29. 前記工程ｃ）の比が１と異なれば、前記候補生物学的マーカーが小児を侵す皮膚障害の生物学的マーカーであることを特徴とする、請求項２８に記載の方法。
30. 小児における皮膚障害を治療するための有効薬剤を同定するための方法であって、下記の工程：
    ａ）候補有効薬剤を、前記皮膚障害に罹患している被験者から得られた小児の皮膚細胞のサンプル（Ａ’）の表面に接触させる工程；
    ｂ）工程ａ）のサンプル（Ａ’）において、請求項２４または２５に記載の方法に従って同定された、前記小児を侵す皮膚障害の少なくとも１つの候補生物学的マーカーの発現レベルを測定する工程；
    ｃ）対照サンプルにおいて前記生物学的マーカーの発現レベルを測定する工程；
    ｄ）前記工程ｂ）の発現レベルと前記工程ｃ）の発現レベルとの間の比を計算する工程；および
    ｅ）前記候補有効薬剤が小児を侵す皮膚障害を治療するための有効薬剤であるかどうかを判定する工程
    を含む、方法。
31. 前記工程ｃ）の対照サンプルが、有効薬剤と接触されていないサンプル（Ａ’）であることを特徴とする、請求項３０に記載の方法。

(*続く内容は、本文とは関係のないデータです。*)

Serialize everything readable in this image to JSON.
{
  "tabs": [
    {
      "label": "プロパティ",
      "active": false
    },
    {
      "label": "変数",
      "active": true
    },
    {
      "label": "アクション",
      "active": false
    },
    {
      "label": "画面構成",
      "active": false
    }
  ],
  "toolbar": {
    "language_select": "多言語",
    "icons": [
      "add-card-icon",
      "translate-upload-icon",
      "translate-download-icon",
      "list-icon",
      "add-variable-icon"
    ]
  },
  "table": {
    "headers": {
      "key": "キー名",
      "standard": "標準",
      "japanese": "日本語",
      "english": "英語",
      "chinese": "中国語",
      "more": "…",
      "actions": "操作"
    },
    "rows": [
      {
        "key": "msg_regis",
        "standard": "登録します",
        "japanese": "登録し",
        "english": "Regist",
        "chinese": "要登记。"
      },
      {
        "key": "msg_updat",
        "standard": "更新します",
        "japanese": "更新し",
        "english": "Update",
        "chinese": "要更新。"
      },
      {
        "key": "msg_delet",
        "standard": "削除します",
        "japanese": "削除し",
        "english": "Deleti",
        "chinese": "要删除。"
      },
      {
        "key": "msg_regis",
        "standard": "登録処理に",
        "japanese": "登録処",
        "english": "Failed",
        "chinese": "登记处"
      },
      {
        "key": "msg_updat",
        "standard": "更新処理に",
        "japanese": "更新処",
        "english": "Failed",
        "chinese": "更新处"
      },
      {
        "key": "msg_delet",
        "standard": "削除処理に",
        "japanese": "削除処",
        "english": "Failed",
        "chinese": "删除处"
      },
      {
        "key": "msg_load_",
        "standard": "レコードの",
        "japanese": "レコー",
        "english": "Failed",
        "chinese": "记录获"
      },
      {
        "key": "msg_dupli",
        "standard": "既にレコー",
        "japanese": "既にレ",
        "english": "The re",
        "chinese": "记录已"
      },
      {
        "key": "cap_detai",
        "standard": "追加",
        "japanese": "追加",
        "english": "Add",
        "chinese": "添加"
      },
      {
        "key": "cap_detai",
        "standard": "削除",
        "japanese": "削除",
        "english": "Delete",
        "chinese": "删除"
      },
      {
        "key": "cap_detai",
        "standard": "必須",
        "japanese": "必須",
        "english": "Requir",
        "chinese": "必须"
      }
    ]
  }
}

32. サンプル（Ａ）および／または（Ａ’）および／または（Ｂ）が、０〜１か月齢の間の新生児、１か月〜２歳の間の乳児、および２〜１６歳の間の小児からなる群から選択されるドナーから得られる、請求項１８〜３１のいずれか一項に記載の方法。
33. サンプル（Ａ）および／または（Ａ’）および／または（Ｂ）が、懸濁皮膚細胞培養物、単層皮膚細胞培養物、二層皮膚細胞培養物および組織モデル、その再生皮膚培養物および再生粘膜培養物から選択される、請求項１〜３２のいずれか一項に記載の方法。
34. 前記サンプルの細胞が、皮膚組織の外植片または皮膚細胞に分化した幹細胞から得られる、請求項３３に記載の方法。
35. 前記サンプルが、少なくとも線維芽細胞またはケラチノサイトを含んでなる、請求項３３または３４に記載の方法。
36. 再生皮膚が、真皮モデル、表皮モデル、皮下組織モデル、真皮と表皮とを含む皮膚モデル、および真皮と表皮と皮下組織とを含む皮膚モデルを含む群から選択される、請求項３３〜３５のいずれか一項に記載の方法。
37. 再生粘膜が、口腔、歯肉、膣または角膜の粘膜モデルから選択される、請求項３３〜３５のいずれか一項に記載の方法。